ステップ1・ビターな男

第10話



AM7:45


おろしたばかりのネイビーのパンプスを威勢よく鳴らして会社近くの駐車場にたどり着く。

男と別れたら新しい靴をおろすのがあたしのマイルール。Diorを捨てたのは正直痛いけれど、JIMMY CHOOが履けと言っていたに違いない。そういうことにしておこう。


手首の華奢な腕時計を確認する、そろそろだ。


あたしの心の声を聞いていたのか、空気を振動させるエンジンの音が聞こえた。白い大きな四駆があたしを横切れば、重厚音が気怠い下半身に響く。


あたしの気も知らないで、いや、予想しているのか、颯爽と車からおりるのは朝から爽やかな男性。年齢よりもずっと若々しくて、とてもじゃないけれど、孫がいるようには見えないその人は「おはよ。早いな」と、白い歯を見せる。


相反してにこりとも出来ないあたしは、いつもなら、今日も素敵です〜。とすぐに猫を飼うのだけど、そんな気分にもなれずに口を結ぶ。


「色々とお話聞きたくて」


わざとらしくハートを語尾にくっつけると「朝帰りでは、なさそうじゃん?」とあたしの服を指さす。

朝帰りって、なんでそこまで見抜く!?と一瞬怯んでみるけれど、あの男は表面に痕をひとつも残さなかったし、服も着替えているからバレないはず。粗方専務がカマをかけただけだろう。


……まさか、本性知ってます?この疑問も聞きたいけれど、諸刃の剣だ。自ら粗相を白状することに繋がる。とぼければいいのだけど、生憎そこまで元気がない。



「言いたいことは分かるよ、小鳥遊のこと、な?」


「もちろん、それ以外に無いです」


同じ歩幅で、会社までの短い道のりを歩きはじめる。すると、専務は案外、すんなりと種明かしを始めた。
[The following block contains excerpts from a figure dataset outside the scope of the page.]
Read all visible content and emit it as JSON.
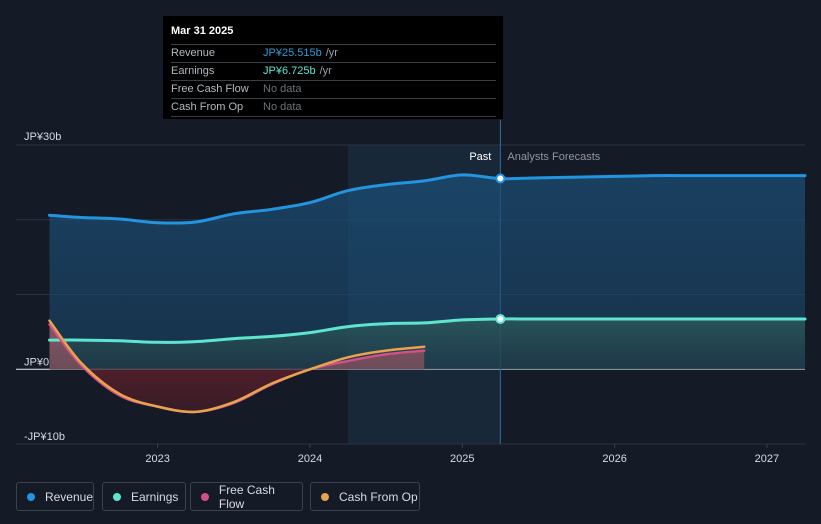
{
  "tooltip": {
    "date": "Mar 31 2025",
    "rows": [
      {
        "label": "Revenue",
        "value": "JP¥25.515b",
        "unit": "/yr",
        "color": "#2d9cdb"
      },
      {
        "label": "Earnings",
        "value": "JP¥6.725b",
        "unit": "/yr",
        "color": "#5ee5cf"
      },
      {
        "label": "Free Cash Flow",
        "value": "No data",
        "unit": "",
        "color": "#6b717c"
      },
      {
        "label": "Cash From Op",
        "value": "No data",
        "unit": "",
        "color": "#6b717c"
      }
    ]
  },
  "legend": [
    {
      "label": "Revenue",
      "color": "#2394e0"
    },
    {
      "label": "Earnings",
      "color": "#5ee5cf"
    },
    {
      "label": "Free Cash Flow",
      "color": "#d44f87"
    },
    {
      "label": "Cash From Op",
      "color": "#e8a44c"
    }
  ],
  "chart_data": {
    "type": "line",
    "y_unit": "JP¥ billions",
    "ylim": [
      -10,
      30
    ],
    "xlim": [
      2022.28,
      2027.25
    ],
    "x_ticks": [
      2023,
      2024,
      2025,
      2026,
      2027
    ],
    "x_tick_labels": [
      "2023",
      "2024",
      "2025",
      "2026",
      "2027"
    ],
    "y_tick_labels": [
      {
        "value": 30,
        "label": "JP¥30b"
      },
      {
        "value": 0,
        "label": "JP¥0"
      },
      {
        "value": -10,
        "label": "-JP¥10b"
      }
    ],
    "gridlines": [
      30,
      20,
      10,
      0
    ],
    "past_label": "Past",
    "forecast_label": "Analysts Forecasts",
    "past_shade_start": 2024.25,
    "forecast_start": 2025.25,
    "series": [
      {
        "name": "Revenue",
        "color": "#2394e0",
        "x": [
          2022.29,
          2022.5,
          2022.75,
          2023.0,
          2023.25,
          2023.5,
          2023.75,
          2024.0,
          2024.25,
          2024.5,
          2024.75,
          2025.0,
          2025.25,
          2025.5,
          2025.75,
          2026.0,
          2026.25,
          2026.5,
          2026.75,
          2027.0,
          2027.25
        ],
        "y": [
          20.6,
          20.3,
          20.1,
          19.6,
          19.7,
          20.8,
          21.4,
          22.3,
          23.9,
          24.7,
          25.2,
          26.0,
          25.5,
          25.6,
          25.7,
          25.8,
          25.9,
          25.9,
          25.9,
          25.9,
          25.9
        ]
      },
      {
        "name": "Earnings",
        "color": "#5ee5cf",
        "x": [
          2022.29,
          2022.5,
          2022.75,
          2023.0,
          2023.25,
          2023.5,
          2023.75,
          2024.0,
          2024.25,
          2024.5,
          2024.75,
          2025.0,
          2025.25,
          2025.5,
          2026.0,
          2026.5,
          2027.0,
          2027.25
        ],
        "y": [
          3.9,
          3.9,
          3.8,
          3.6,
          3.7,
          4.1,
          4.4,
          4.9,
          5.7,
          6.1,
          6.2,
          6.6,
          6.725,
          6.725,
          6.725,
          6.725,
          6.725,
          6.725
        ]
      },
      {
        "name": "Free Cash Flow",
        "color": "#d44f87",
        "x": [
          2022.29,
          2022.5,
          2022.75,
          2023.0,
          2023.25,
          2023.5,
          2023.75,
          2024.0,
          2024.25,
          2024.5,
          2024.75
        ],
        "y": [
          6.0,
          0.5,
          -3.5,
          -5.0,
          -5.7,
          -4.5,
          -2.0,
          0.0,
          1.1,
          2.0,
          2.5
        ]
      },
      {
        "name": "Cash From Op",
        "color": "#e8a44c",
        "x": [
          2022.29,
          2022.5,
          2022.75,
          2023.0,
          2023.25,
          2023.5,
          2023.75,
          2024.0,
          2024.25,
          2024.5,
          2024.75
        ],
        "y": [
          6.5,
          0.8,
          -3.3,
          -5.0,
          -5.7,
          -4.4,
          -1.9,
          0.0,
          1.6,
          2.5,
          3.0
        ]
      }
    ],
    "highlight_points": [
      {
        "series": "Revenue",
        "x": 2025.25,
        "y": 25.515
      },
      {
        "series": "Earnings",
        "x": 2025.25,
        "y": 6.725
      }
    ]
  }
}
「昔っから小鳥遊とは知り合いなんだよ。まあ、あの部屋みて分かったと思うけど、あいつ、生活力がゼロな、ゼロ。1人じゃ生きれねぇの。こりゃやばいと息子の堕落ぶりに危機感を覚えた母親が、荒治療でもいいからって、春からひとり暮らしさせたわけ」


「…てことは、ひとり暮らし歴は四ヶ月目ってことですか」


「そ。ただ、父親の方がウンザリするほど過保護でさぁ?息子からウザがられてるからって、俺に頼むんだよ、棗の様子見ろって。で、俺も忙しいわけじゃん?プライベートの時間をなんで他人の子守りに使わなきゃいけないわけ?ってなるじゃん?」


「で、白羽の矢が立ったのが、あたしって訳ですか」


自分の顔目掛けて指刺せば、パチンと指を鳴らした専務は「そゆこと」と頷く。


いや、どういうことだよ。


自社ビルへたどり着けば、専務は煌びやかなエントランスの脇にある、シックな仕切りへ向かうので自ずとそちらへ歩いていく。


「ま、たまにでいいから、あいつの面倒頼むわ」


そう言って、専務は煙草を口に咥え、細い煙を吐き出す。ワンテンポ遅れて、華奢な煙草に火を灯した。
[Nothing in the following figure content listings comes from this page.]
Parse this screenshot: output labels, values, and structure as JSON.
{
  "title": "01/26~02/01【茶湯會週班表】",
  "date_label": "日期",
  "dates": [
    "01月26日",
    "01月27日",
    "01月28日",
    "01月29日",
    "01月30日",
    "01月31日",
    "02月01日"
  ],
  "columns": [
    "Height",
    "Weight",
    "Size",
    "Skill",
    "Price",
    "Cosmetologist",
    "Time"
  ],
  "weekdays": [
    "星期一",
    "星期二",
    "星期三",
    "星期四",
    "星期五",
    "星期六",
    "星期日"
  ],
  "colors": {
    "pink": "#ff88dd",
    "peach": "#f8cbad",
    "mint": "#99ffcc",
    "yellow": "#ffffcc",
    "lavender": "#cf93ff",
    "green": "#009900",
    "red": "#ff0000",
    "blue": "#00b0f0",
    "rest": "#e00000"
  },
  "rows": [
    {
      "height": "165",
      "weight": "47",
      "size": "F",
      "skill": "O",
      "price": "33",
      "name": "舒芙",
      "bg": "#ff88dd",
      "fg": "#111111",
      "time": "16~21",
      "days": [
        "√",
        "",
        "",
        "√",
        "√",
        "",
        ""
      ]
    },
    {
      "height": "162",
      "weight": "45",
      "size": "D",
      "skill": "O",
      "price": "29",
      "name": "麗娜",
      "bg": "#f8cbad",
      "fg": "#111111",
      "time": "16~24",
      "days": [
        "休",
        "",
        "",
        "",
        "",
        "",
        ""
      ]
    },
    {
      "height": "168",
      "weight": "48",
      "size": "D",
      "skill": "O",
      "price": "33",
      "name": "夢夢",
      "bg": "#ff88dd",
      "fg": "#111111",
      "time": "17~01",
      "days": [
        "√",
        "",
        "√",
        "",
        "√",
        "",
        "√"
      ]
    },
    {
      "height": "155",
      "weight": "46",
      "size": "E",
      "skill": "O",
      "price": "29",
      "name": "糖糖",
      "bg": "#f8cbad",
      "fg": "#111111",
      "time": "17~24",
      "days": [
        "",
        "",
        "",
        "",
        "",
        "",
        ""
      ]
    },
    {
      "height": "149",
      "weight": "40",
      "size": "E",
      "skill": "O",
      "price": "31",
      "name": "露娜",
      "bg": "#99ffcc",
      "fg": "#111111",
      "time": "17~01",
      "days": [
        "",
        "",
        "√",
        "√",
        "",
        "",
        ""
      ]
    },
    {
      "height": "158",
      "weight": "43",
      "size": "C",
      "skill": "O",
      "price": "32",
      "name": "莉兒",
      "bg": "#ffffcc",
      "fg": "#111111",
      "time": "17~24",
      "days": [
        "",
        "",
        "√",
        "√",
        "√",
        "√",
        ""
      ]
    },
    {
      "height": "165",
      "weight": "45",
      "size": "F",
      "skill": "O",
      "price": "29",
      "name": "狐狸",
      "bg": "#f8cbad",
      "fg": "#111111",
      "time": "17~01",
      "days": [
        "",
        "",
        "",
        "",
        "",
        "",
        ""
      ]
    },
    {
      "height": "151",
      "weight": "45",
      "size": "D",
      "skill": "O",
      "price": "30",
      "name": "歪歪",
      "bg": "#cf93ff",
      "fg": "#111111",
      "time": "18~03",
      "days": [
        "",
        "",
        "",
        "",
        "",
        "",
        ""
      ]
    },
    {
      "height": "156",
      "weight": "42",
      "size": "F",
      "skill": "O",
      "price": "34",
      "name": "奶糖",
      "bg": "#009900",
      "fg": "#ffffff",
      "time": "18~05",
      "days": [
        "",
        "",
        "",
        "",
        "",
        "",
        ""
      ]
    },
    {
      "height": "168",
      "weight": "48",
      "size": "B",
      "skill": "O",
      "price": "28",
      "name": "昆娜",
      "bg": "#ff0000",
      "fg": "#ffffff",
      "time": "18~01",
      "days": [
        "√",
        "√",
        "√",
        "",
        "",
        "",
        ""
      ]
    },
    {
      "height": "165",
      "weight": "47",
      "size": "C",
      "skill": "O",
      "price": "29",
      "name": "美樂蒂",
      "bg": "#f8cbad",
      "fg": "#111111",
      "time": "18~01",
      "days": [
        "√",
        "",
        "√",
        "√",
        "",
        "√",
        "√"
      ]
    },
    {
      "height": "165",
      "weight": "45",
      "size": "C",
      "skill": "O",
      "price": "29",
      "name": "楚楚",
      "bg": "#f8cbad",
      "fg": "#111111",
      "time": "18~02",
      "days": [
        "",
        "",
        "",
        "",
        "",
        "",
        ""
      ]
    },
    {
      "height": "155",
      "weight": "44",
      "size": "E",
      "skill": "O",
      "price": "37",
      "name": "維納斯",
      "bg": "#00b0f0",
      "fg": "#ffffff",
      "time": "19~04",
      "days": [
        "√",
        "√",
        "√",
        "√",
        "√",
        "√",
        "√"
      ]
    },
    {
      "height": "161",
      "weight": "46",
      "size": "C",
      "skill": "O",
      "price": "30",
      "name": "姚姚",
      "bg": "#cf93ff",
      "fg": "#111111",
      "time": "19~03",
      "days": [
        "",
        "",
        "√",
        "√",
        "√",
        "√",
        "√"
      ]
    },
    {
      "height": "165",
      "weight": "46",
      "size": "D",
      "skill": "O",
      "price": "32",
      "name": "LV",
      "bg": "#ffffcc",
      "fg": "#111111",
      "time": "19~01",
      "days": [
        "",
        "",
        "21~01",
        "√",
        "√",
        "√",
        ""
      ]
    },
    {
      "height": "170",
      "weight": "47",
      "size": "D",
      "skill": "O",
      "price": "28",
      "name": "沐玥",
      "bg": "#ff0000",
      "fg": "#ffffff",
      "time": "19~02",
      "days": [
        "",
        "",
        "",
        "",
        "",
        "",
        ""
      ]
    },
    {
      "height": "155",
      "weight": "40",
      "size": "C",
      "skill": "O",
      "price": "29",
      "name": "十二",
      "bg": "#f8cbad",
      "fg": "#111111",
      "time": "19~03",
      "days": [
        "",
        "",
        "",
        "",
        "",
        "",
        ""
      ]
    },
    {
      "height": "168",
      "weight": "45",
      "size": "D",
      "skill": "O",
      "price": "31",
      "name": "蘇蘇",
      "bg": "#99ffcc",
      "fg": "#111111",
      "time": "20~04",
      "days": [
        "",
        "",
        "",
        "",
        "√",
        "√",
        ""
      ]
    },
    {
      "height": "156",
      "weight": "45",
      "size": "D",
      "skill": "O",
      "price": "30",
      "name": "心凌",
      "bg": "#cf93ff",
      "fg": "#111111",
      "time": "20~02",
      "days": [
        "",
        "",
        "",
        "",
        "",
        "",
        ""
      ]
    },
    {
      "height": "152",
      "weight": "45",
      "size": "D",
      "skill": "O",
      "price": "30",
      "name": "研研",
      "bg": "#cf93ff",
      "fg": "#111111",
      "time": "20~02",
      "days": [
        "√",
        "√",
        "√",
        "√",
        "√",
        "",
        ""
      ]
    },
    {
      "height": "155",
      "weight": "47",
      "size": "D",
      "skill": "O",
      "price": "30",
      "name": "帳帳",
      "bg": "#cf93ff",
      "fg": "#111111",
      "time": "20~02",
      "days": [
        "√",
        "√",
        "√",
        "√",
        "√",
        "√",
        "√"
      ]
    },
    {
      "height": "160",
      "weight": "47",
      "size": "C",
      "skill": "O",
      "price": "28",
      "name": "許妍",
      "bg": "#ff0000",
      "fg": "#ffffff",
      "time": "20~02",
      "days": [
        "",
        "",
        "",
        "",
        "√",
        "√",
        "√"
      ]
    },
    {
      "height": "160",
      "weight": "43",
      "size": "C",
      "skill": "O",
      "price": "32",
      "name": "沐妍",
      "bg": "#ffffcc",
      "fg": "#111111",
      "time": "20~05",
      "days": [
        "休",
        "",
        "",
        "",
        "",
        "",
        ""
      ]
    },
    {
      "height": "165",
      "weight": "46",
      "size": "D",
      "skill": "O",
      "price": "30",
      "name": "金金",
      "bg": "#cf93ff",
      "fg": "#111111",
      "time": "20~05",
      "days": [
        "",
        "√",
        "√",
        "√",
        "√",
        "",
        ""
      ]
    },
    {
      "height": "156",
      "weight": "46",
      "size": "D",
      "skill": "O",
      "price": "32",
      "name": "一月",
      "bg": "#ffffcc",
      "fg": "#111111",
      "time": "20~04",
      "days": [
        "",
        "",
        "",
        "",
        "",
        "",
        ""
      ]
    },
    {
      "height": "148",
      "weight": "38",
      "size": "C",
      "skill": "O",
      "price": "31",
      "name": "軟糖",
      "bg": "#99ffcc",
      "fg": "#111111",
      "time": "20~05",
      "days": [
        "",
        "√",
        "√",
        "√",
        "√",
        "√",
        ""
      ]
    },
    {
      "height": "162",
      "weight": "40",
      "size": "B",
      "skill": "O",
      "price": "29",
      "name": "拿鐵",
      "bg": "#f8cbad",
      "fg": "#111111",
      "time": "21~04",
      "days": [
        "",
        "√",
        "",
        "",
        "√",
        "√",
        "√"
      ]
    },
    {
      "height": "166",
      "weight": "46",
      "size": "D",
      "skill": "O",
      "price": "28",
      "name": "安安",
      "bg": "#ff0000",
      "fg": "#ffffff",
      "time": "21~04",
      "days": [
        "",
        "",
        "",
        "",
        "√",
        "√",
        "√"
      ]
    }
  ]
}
「そうは言うけど、あたしだって忙しいんです。おかげで彼氏と別れたんですよ!?」


憎まれ口を叩けば「いや、フラれそうだったじゃん」さらりとその口は告げるので「は!?」と呆気にとられ、灰を落としかける。


「いや、超順調で、」


「まあ、棗が独り立ち出来るようになったら、良い男紹介してやるって」


「〜〜っ、聞きましたからね!?芸能関係者でお願いしますよ!?」


「息子の周りクズしかいねーって話だけど〜。じゃ、あとで」


そう言い残すと専務は灰皿へ吸殻を落とし、喫煙室を出ていくので「お疲れ様です」と見送る。


怪我の功名ってやつか。とにかくあの男をどうにかすれば良いってやつね。


脳内方針を決めて、再び煙草を口に咥え、スマホに"生活力向上計画"などというよく分からない単語を打ち込んでいれば、再び喫煙室の自動扉が開いた。